Van Gogh costumava descrever literalmente seus quadros em detalhes, abusando de adjetivar as cores, tanto antes de pintá-los como depois de prontos
Em carta a Émile Bernard, encaminhada de Arles a 19 de abril de 1888, Vincent van Gogh escreveu “Há muitas pessoas, sobretudo entre nossos companheiros [pintores], que imaginam que as palavras não valem nada. Ao contrário, não é? É tão interessante e tão difícil dizer bem uma coisa como pintá-la. Existe a arte das linhas e das cores, mas a arte das palavras também existe e permanecerá.”
Vincent, este homem de paixões que, de acordo com as suas próprias palavras, era capaz e dado a fazer coisas mais ou menos insensatas, havia recebido alguns sonetos de Bernard. Depois de várias observações, com a sua natural, habitual e característica franqueza, acrescentou, “Mas, em suma, ainda não estão tão bons quanto a sua pintura. Não importa. Isso virá e você certamente deve continuar com os sonetos.”
Van Gogh costumava descrever literalmente seus quadros em detalhes, abusando de adjetivar as cores, tanto antes de pintá-los como depois de prontos. Em carta de Arles a seu irmão Theo de 16 de outubro de 1888, escreveu:
“Meus olhos ainda estão cansados, mas finalmente tive uma nova ideia na cabeça e aqui está o esboço. Sempre tela de 30 [72 por 90 cm]. Desta vez é simplesmente o meu quarto, somente a cor deve aqui fazer a coisa e, ao dar, através de sua simplificação, um grandioso estilo às coisas, deve ser sugestiva de repouso ou de sono em geral. Enfim, a visão do quadro deve descansar a cabeça, ou melhor, a imaginação. As paredes são de um violeta pálido. O chão – é de ladrilhos vermelhos. A madeira da cama e das cadeiras são de um amarelo manteiga fresca. O lençol e os travesseiros verde limão bem claro. O cobertor vermelho escarlate. A janela verde. O toucador laranja, a bacia d’água azul. As portas lilás. E isso é tudo – nada nesta sala de venezianas fechadas. A estrutura da mobília deve agora ainda expressar um descanso inabalável. Retratos na parede e um espelho e uma toalha de mão e algumas roupas. A moldura – como não há branco na pintura – será branca. Isso para me vingar do descanso forçado a que fui obrigado. Ainda vou trabalhar nisso o dia todo amanhã, mas você vê como o projeto é simples. As sombras e sombras projetadas são suprimidas, é colorido em tons planos e simples como os crepons. Isto irá contrastar com, por exemplo, a diligência de Tarascon e o café noturno. Não vou escrever para você por muito mais tempo [sic], porque amanhã vou começar bem cedo, com a luz fresca da manhã, para terminar a minha tela.”
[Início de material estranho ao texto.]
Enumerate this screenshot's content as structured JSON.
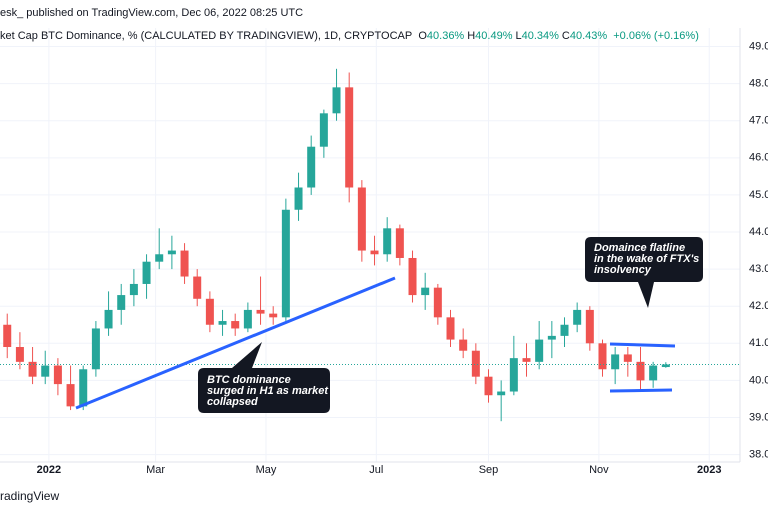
{
  "chart_data": {
    "type": "candlestick",
    "publisher_line": "esk_ published on TradingView.com, Dec 06, 2022 08:25 UTC",
    "title": "ket Cap BTC Dominance, % (CALCULATED BY TRADINGVIEW), 1D, CRYPTOCAP",
    "ohlc_legend": [
      {
        "label": "O",
        "value": "40.36%"
      },
      {
        "label": "H",
        "value": "40.49%"
      },
      {
        "label": "L",
        "value": "40.34%"
      },
      {
        "label": "C",
        "value": "40.43%"
      }
    ],
    "change": "+0.06% (+0.16%)",
    "footer": "radingView",
    "up_color": "#26a69a",
    "down_color": "#ef5350",
    "grid": true,
    "xlim": [
      "2021-12-05",
      "2023-01-18"
    ],
    "xticks": [
      {
        "value": "2022-01-01",
        "label": "2022"
      },
      {
        "value": "2022-03-01",
        "label": "Mar"
      },
      {
        "value": "2022-05-01",
        "label": "May"
      },
      {
        "value": "2022-07-01",
        "label": "Jul"
      },
      {
        "value": "2022-09-01",
        "label": "Sep"
      },
      {
        "value": "2022-11-01",
        "label": "Nov"
      },
      {
        "value": "2023-01-01",
        "label": "2023"
      }
    ],
    "ylim": [
      37.8,
      49.5
    ],
    "yticks": [
      {
        "value": 38,
        "label": "38.00"
      },
      {
        "value": 39,
        "label": "39.00"
      },
      {
        "value": 40,
        "label": "40.00"
      },
      {
        "value": 41,
        "label": "41.00"
      },
      {
        "value": 42,
        "label": "42.00"
      },
      {
        "value": 43,
        "label": "43.00"
      },
      {
        "value": 44,
        "label": "44.00"
      },
      {
        "value": 45,
        "label": "45.00"
      },
      {
        "value": 46,
        "label": "46.00"
      },
      {
        "value": 47,
        "label": "47.00"
      },
      {
        "value": 48,
        "label": "48.00"
      },
      {
        "value": 49,
        "label": "49.00"
      }
    ],
    "x": [
      "2021-12-06",
      "2021-12-13",
      "2021-12-20",
      "2021-12-27",
      "2022-01-03",
      "2022-01-10",
      "2022-01-17",
      "2022-01-24",
      "2022-01-31",
      "2022-02-07",
      "2022-02-14",
      "2022-02-21",
      "2022-02-28",
      "2022-03-07",
      "2022-03-14",
      "2022-03-21",
      "2022-03-28",
      "2022-04-04",
      "2022-04-11",
      "2022-04-18",
      "2022-04-25",
      "2022-05-02",
      "2022-05-09",
      "2022-05-16",
      "2022-05-23",
      "2022-05-30",
      "2022-06-06",
      "2022-06-13",
      "2022-06-20",
      "2022-06-27",
      "2022-07-04",
      "2022-07-11",
      "2022-07-18",
      "2022-07-25",
      "2022-08-01",
      "2022-08-08",
      "2022-08-15",
      "2022-08-22",
      "2022-08-29",
      "2022-09-05",
      "2022-09-12",
      "2022-09-19",
      "2022-09-26",
      "2022-10-03",
      "2022-10-10",
      "2022-10-17",
      "2022-10-24",
      "2022-10-31",
      "2022-11-07",
      "2022-11-14",
      "2022-11-21",
      "2022-11-28",
      "2022-12-05"
    ],
    "open": [
      41.5,
      40.9,
      40.5,
      40.1,
      40.4,
      39.9,
      39.3,
      40.3,
      41.4,
      41.9,
      42.3,
      42.6,
      43.2,
      43.4,
      43.5,
      42.8,
      42.2,
      41.5,
      41.6,
      41.4,
      41.9,
      41.8,
      41.7,
      44.6,
      45.2,
      46.3,
      47.2,
      47.9,
      45.2,
      43.5,
      43.4,
      44.1,
      43.3,
      42.3,
      42.5,
      41.7,
      41.1,
      40.8,
      40.1,
      39.6,
      39.7,
      40.6,
      40.5,
      41.1,
      41.2,
      41.5,
      41.9,
      41.0,
      40.3,
      40.7,
      40.5,
      40.0,
      40.36
    ],
    "high": [
      41.8,
      41.3,
      40.9,
      40.8,
      40.6,
      40.4,
      40.4,
      41.6,
      42.4,
      42.6,
      43.0,
      43.4,
      44.1,
      43.9,
      43.7,
      43.0,
      42.4,
      41.9,
      41.8,
      42.1,
      42.8,
      42.0,
      44.9,
      45.6,
      46.6,
      47.3,
      48.4,
      48.3,
      45.4,
      43.9,
      44.4,
      44.2,
      43.5,
      42.9,
      42.6,
      41.9,
      41.4,
      41.0,
      40.3,
      40.0,
      41.2,
      41.0,
      41.6,
      41.6,
      41.7,
      42.1,
      42.0,
      41.1,
      40.9,
      40.9,
      40.9,
      40.5,
      40.49
    ],
    "low": [
      40.6,
      40.3,
      39.9,
      39.9,
      39.6,
      39.2,
      39.2,
      40.1,
      41.2,
      41.5,
      42.0,
      42.2,
      43.0,
      43.0,
      42.6,
      42.0,
      41.3,
      41.2,
      41.2,
      41.3,
      41.5,
      41.5,
      41.6,
      44.3,
      45.0,
      46.0,
      47.0,
      44.8,
      43.2,
      43.1,
      43.2,
      43.1,
      42.1,
      41.9,
      41.5,
      40.9,
      40.6,
      39.9,
      39.4,
      38.9,
      39.6,
      40.1,
      40.3,
      40.6,
      40.9,
      41.3,
      40.8,
      40.1,
      39.9,
      40.1,
      39.7,
      39.8,
      40.34
    ],
    "close": [
      40.9,
      40.5,
      40.1,
      40.4,
      39.9,
      39.3,
      40.3,
      41.4,
      41.9,
      42.3,
      42.6,
      43.2,
      43.4,
      43.5,
      42.8,
      42.2,
      41.5,
      41.6,
      41.4,
      41.9,
      41.8,
      41.7,
      44.6,
      45.2,
      46.3,
      47.2,
      47.9,
      45.2,
      43.5,
      43.4,
      44.1,
      43.3,
      42.3,
      42.5,
      41.7,
      41.1,
      40.8,
      40.1,
      39.6,
      39.7,
      40.6,
      40.5,
      41.1,
      41.2,
      41.5,
      41.9,
      41.0,
      40.3,
      40.7,
      40.5,
      40.0,
      40.4,
      40.43
    ],
    "annotations": [
      {
        "lines": [
          "BTC dominance",
          "surged in H1 as market",
          "collapsed"
        ]
      },
      {
        "lines": [
          "Domaince flatline",
          "in the wake of FTX's",
          "insolvency"
        ]
      }
    ]
  }
}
No dia seguinte, 17 de outubro de 1888, depois de pintar o quadro, Vincent escreveu a Paul Gauguin:
“… fiz ainda para minha decoração uma tela de 30 do meu quarto com os móveis de madeira branca que você conhece… Em tons planos, mas grosseiramente escovados em pasta plena, as paredes lilases pálidas, o chão de um vermelho quebrado e desbotado, as cadeiras e a cama amarelos cromados, os travesseiros e o lençol verde limão muito pálido, o cobertor vermelho sangue, o toucador laranja, a bacia d’água azul, a janela verde. Queria expressar um descanso absoluto através de todos esses tons tão diversos que você vê, e onde não há branco exceto a pequena nota dada pelo espelho com moldura preta…”
Vincent, que tinha exasperada necessidade de expressar as suas ideias e sentimentos em palavras e redigiu mais de duas mil longas cartas (820 foram encontradas), era também um leitor incansável. Em 22-24 de junho de 1880, em carta da Bélgica a Theo, escreveu:
“…tenho uma paixão mais ou menos irresistível pelos livros e preciso me instruir continuamente, de estudar se você quiser, assim como preciso comer meu pão… estudei mais ou menos seriamente os livros ao meu alcance, como a Bíblia e a Revolução Francesa de Michelet e, no último inverno, Shakespeare e um pouco de Victor Hugo e Dickens e Breecher Stowe e ultimamente Ésquilo e muitos outros menos clássicos, vários grandes pequenos mestres… o amor aos livros é tão sagrado quanto a Rembrandt, e inclusive penso que os dois se completam… Meu Deus, como é belo Shakespeare, quem é misterioso como ele? Sua palavra e sua maneira de dizer equivalem a um pincel fremente de febre e emoção. Mas é preciso aprender a ler, como se deve aprender a ver e aprender a viver.”
Nota: além do original de 1888, do esboço e do desenho, há mais dois quadros do Quarto em Arles pintados por van Gogh em 1889, a “repetição” e a “redução” (56,5 por 74 cm).